藍染めは、引き気味に魔王アレスを見ていた。

「汝も強い。だが、我の好みではない。この浮竹という始祖ヴァンパイアは美しい。我の妻に欲しい」

「できれば、殺してほしいのだけどね」

魔王アレスは、藍染を睨んだ。

「うわ!」

睨まれたあけで、藍染の手は石化していた。

「我のは絶対。我は欲のままに生きる」

そう言って、魔王アレスは浮竹のいる古城にまでやってきた。

「ヴァンパイアの始祖、浮竹十四郎」

「なんだ。また、藍染の手の者か?」

「ちょっと、浮竹、気をつけて。そいつ、藍染並みに強いよ!」

「我は魔王アレス。藍染に封印を解いてもらった。始祖浮竹よ、汝を我の伴侶とする」

「何を言っている!」

魔王アレスは、浮竹の背後にくると、浮竹の体を抱き寄せて、浮竹を自分の方に向かせると、唇を奪っていた。

がりっ。

浮竹は、魔王アレスの舌を思い切り噛んでいた。

「血迷ったことを。俺は京楽のものだ」

「ますます気に入った。汝を、我が花嫁としよう」

「俺は男だ!」

「我は男でも女でも妊娠させられる」

その言葉を聞いて、浮竹は暴れ出した。

「離せ!離せ、この!!」

「浮竹!」

京楽が血の鎌で切りかかると、魔王アレスは右腕を切り取られただが、すぐに再生してしまった。

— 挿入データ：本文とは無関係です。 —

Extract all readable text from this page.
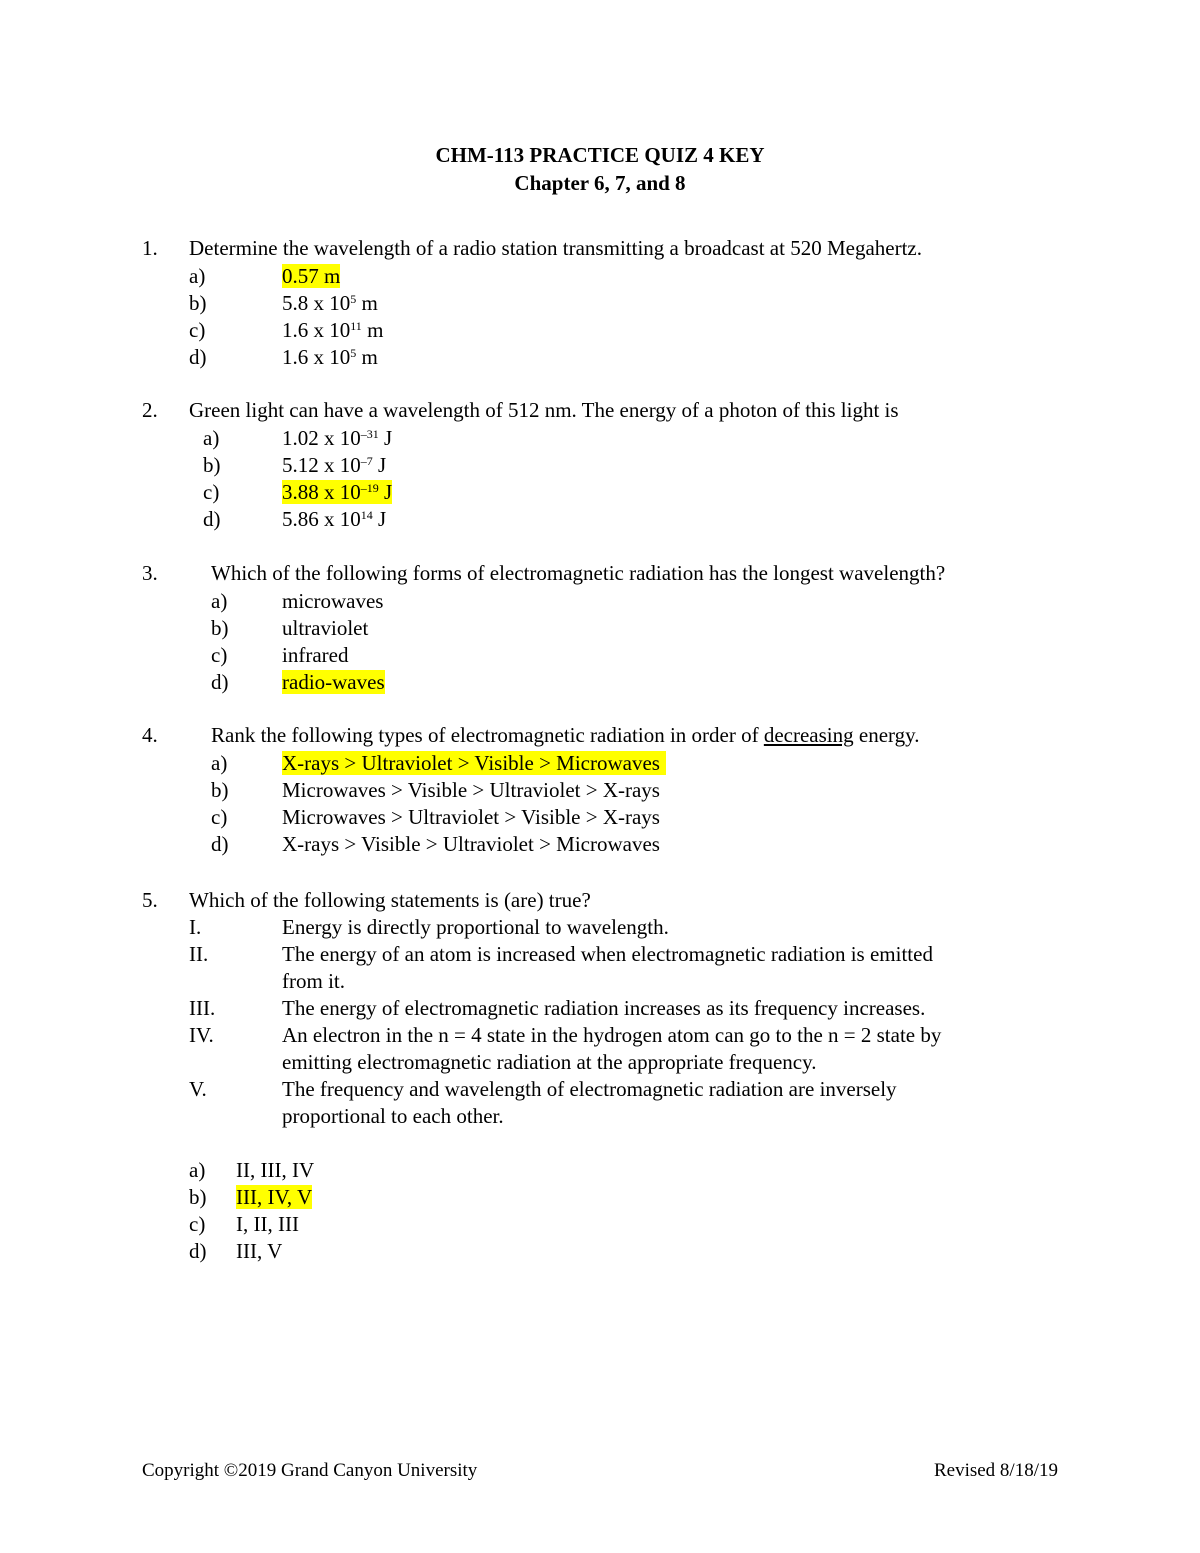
CHM-113 PRACTICE QUIZ 4 KEY
Chapter 6, 7, and 8
1. Determine the wavelength of a radio station transmitting a broadcast at 520 Megahertz.
a)	0.57 m
b)	5.8 x $10^5$ m
c)	1.6 x $10^{11}$ m
d)	1.6 x $10^5$ m
2. Green light can have a wavelength of 512 nm. The energy of a photon of this light is
a)	1.02 x $10^{-31}$ J
b)	5.12 x $10^{-7}$ J
c)	3.88 x $10^{-19}$ J
d)	5.86 x $10^{14}$ J
3.	Which of the following forms of electromagnetic radiation has the longest wavelength?
a)	microwaves
b)	ultraviolet
c)	infrared
d)	radio-waves
4.	Rank the following types of electromagnetic radiation in order of decreasing energy.
a)	X-rays > Ultraviolet > Visible > Microwaves
b)	Microwaves > Visible > Ultraviolet > X-rays
c)	Microwaves > Ultraviolet > Visible > X-rays
d)	X-rays > Visible > Ultraviolet > Microwaves
5. Which of the following statements is (are) true?
I.	Energy is directly proportional to wavelength.
II.	The energy of an atom is increased when electromagnetic radiation is emitted
from it.
III.	The energy of electromagnetic radiation increases as its frequency increases.
IV.	An electron in the n = 4 state in the hydrogen atom can go to the n = 2 state by
emitting electromagnetic radiation at the appropriate frequency.
V.	The frequency and wavelength of electromagnetic radiation are inversely
proportional to each other.
a) II, III, IV
b) III, IV, V
c) I, II, III
d) III, V
Copyright ©2019 Grand Canyon University	Revised 8/18/19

「魔国アルカンシェルの離島、ハンニバルに我が城がある。この我が伴侶を助けたければ、そこまでこい」

「浮竹ーーーー!!」

浮竹を腕の中に、魔王アレスは影の中にとぷんと沈んでしまった。

「浮竹・・・・絶対に助け出すから、それまで無事でいてね!!」

京楽は、魔国アルカンシェルに向かうための助力を、星の精霊ドラゴン平子真子に頼むのであった。